13 Kocası, kadının kendi isteklerini denetlemesi için adadığı adağı ya da ant içerek kendini altına soktuğu yükümlülüğü onaylayabilir ya da geçersiz kılabilir.
'Every vow and every oath — a bond to humble a soul — her husband doth establish it, or her husband doth break it;
14 Eğer kocası bir gün içinde bu konuda ona karşı çıkmazsa, bütün adaklarını ya da yükümlülüklerini onaylamış olur.
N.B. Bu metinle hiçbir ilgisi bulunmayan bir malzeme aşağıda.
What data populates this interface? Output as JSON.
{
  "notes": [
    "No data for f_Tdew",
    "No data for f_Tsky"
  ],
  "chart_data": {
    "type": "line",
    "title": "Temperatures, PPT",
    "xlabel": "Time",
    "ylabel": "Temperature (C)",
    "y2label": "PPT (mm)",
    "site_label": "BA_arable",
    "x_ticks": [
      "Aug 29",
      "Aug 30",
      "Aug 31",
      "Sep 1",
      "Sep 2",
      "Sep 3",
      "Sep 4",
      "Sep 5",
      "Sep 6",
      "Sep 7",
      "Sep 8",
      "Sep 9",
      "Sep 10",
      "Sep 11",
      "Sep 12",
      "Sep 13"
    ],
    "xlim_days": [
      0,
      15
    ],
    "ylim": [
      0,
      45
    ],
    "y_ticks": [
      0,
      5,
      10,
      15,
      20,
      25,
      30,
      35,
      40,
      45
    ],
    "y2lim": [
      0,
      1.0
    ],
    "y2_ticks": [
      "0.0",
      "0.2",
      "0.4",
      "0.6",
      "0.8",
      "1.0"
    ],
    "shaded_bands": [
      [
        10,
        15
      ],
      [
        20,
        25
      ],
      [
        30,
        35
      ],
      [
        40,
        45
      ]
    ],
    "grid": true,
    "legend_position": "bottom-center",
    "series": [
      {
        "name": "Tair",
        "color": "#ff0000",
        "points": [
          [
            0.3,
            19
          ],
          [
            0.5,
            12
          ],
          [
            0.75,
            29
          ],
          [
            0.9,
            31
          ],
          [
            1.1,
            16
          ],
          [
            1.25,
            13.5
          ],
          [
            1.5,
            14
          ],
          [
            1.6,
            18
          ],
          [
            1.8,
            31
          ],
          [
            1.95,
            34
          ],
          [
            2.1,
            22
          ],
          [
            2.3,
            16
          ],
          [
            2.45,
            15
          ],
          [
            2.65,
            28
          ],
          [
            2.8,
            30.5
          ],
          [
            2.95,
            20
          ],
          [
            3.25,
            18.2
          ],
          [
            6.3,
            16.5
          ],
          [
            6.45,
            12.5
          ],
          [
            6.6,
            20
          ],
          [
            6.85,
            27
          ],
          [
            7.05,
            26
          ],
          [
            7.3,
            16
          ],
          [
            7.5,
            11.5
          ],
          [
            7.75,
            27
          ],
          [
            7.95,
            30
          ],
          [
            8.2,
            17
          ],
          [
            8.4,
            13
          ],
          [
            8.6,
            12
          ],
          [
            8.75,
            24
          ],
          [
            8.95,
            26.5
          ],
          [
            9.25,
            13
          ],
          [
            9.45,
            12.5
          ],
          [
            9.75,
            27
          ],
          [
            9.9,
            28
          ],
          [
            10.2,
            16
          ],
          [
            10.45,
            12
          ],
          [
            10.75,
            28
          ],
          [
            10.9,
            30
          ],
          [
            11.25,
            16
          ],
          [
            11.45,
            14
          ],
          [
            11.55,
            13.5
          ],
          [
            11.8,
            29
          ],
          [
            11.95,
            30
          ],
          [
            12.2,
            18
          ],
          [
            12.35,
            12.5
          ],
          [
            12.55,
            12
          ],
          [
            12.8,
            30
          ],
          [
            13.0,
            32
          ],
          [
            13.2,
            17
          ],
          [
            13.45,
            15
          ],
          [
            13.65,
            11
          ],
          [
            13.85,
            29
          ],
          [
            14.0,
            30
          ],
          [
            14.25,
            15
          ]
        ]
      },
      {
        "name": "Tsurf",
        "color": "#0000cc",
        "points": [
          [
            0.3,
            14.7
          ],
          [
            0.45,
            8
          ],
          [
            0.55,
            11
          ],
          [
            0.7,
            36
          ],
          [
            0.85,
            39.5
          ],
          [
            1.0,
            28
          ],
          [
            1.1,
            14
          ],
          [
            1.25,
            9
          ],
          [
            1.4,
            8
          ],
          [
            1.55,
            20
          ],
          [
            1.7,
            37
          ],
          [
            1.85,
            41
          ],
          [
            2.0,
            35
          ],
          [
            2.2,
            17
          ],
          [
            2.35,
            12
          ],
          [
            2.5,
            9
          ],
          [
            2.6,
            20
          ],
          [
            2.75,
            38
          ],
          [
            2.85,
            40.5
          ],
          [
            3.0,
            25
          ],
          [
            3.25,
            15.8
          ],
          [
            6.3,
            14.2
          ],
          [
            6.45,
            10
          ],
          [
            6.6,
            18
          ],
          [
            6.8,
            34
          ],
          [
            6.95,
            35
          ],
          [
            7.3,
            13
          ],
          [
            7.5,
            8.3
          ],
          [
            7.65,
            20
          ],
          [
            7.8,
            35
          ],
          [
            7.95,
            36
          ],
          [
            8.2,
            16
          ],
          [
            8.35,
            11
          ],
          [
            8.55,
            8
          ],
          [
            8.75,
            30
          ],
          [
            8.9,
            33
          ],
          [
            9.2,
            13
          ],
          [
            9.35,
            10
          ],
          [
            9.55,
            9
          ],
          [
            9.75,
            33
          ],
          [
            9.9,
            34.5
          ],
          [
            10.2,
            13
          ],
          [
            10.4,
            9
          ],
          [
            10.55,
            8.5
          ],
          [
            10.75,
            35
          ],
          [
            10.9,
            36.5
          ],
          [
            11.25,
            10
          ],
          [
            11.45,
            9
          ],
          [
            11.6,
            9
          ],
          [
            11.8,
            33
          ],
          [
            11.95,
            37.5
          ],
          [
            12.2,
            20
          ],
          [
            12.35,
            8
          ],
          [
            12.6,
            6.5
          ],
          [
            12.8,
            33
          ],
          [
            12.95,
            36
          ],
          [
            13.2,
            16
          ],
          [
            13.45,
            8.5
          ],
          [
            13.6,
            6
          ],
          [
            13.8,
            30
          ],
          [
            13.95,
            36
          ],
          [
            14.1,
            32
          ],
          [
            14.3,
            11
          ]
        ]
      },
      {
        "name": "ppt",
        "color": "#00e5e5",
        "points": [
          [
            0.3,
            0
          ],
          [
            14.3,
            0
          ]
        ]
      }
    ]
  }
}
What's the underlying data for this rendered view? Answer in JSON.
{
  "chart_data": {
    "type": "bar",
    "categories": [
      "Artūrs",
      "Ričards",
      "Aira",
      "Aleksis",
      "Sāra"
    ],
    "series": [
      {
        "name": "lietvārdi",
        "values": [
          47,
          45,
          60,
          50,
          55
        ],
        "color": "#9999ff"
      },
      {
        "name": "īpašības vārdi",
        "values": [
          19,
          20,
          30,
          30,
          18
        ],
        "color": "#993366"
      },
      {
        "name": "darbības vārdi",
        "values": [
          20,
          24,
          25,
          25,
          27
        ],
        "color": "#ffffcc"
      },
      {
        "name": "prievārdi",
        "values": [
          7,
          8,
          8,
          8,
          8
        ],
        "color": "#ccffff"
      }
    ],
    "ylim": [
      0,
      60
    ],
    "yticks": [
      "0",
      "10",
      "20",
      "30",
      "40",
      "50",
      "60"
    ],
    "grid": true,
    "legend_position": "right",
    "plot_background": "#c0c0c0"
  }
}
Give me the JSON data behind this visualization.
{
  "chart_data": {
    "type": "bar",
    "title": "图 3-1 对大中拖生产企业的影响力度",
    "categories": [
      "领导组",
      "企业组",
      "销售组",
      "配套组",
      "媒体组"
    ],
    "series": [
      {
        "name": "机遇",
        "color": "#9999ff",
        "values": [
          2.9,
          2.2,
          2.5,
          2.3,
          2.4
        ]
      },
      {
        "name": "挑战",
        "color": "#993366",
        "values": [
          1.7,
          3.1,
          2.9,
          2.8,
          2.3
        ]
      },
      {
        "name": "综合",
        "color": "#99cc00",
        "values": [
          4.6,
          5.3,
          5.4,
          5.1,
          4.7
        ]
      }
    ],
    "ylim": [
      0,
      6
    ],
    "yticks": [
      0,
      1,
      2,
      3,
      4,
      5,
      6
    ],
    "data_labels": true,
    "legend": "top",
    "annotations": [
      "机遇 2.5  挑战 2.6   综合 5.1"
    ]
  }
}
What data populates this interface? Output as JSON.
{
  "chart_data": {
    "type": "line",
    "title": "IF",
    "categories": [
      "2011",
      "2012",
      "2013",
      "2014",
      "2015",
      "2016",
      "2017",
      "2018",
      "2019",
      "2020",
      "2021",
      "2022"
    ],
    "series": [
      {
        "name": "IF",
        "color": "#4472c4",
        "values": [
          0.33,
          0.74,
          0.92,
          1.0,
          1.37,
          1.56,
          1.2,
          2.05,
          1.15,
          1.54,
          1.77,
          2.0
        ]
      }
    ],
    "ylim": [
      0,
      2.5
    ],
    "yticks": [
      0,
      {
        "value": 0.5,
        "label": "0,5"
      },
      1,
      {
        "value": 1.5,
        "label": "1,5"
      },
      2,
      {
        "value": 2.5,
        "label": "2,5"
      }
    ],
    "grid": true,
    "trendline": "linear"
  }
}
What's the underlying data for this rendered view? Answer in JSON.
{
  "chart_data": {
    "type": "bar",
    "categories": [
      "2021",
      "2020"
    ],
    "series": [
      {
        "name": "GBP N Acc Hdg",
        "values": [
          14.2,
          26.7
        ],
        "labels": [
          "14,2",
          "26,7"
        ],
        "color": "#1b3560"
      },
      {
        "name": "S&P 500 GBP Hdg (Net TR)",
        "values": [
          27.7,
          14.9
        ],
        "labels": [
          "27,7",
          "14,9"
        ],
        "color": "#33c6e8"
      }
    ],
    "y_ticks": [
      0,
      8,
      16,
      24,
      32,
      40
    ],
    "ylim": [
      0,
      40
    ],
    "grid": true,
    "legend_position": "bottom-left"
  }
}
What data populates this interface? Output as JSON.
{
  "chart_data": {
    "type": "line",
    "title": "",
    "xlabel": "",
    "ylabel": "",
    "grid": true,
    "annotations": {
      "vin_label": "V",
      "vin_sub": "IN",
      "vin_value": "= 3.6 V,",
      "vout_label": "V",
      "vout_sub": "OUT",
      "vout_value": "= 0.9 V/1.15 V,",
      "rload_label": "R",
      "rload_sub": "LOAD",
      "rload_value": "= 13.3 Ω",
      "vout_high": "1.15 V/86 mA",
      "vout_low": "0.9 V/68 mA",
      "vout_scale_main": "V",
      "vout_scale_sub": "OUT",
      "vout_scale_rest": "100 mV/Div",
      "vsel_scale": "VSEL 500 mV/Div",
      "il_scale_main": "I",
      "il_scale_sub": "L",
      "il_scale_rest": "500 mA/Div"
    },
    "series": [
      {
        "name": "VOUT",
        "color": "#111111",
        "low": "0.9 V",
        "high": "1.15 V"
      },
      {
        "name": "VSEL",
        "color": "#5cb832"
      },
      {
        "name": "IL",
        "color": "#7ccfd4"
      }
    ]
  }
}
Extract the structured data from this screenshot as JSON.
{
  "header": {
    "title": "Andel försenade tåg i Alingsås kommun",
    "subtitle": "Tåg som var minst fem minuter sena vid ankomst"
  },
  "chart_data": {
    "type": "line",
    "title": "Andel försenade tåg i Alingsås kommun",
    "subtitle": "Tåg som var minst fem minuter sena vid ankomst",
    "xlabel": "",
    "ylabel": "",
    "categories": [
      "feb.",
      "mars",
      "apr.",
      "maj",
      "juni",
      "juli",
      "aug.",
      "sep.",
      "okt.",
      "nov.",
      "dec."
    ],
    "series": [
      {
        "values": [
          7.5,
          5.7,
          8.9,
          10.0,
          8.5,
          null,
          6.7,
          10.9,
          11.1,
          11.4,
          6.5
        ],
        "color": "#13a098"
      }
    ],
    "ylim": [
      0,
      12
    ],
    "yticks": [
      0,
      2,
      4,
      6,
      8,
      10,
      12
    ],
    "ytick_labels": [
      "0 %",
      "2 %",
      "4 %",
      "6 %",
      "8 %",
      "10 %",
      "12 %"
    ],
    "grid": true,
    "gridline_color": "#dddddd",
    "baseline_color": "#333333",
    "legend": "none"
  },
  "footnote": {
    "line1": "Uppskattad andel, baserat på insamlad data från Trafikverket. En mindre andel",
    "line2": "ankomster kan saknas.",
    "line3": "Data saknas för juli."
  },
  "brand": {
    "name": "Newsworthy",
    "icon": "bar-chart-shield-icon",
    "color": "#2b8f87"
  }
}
Onları duyduğu gün kadına karşı çıkmamakla onaylamış sayılır.
and if her husband certainly keep silent at her, from day unto day, then he hath established all her vows, or all her bonds which [are] upon her; he hath established them, for he hath kept silent at her in the day of his hearing;
15 Eğer onları duyduktan bir süre sonra engel olursa, kadının suçundan kocası sorumlu olacaktır.’”
and if he doth at all break them after his hearing, then he hath borne her iniquity.'
16 Erkekle karısı, babayla evinde yaşayan genç kızı arasındaki ilişki konusunda RAB'bin Musa'ya buyurduğu kurallar bunlardır.
These [are] the statutes which Jehovah hath commanded Moses between a man and his wife, between a father and his daughter, in her youth, [in] the house of her father.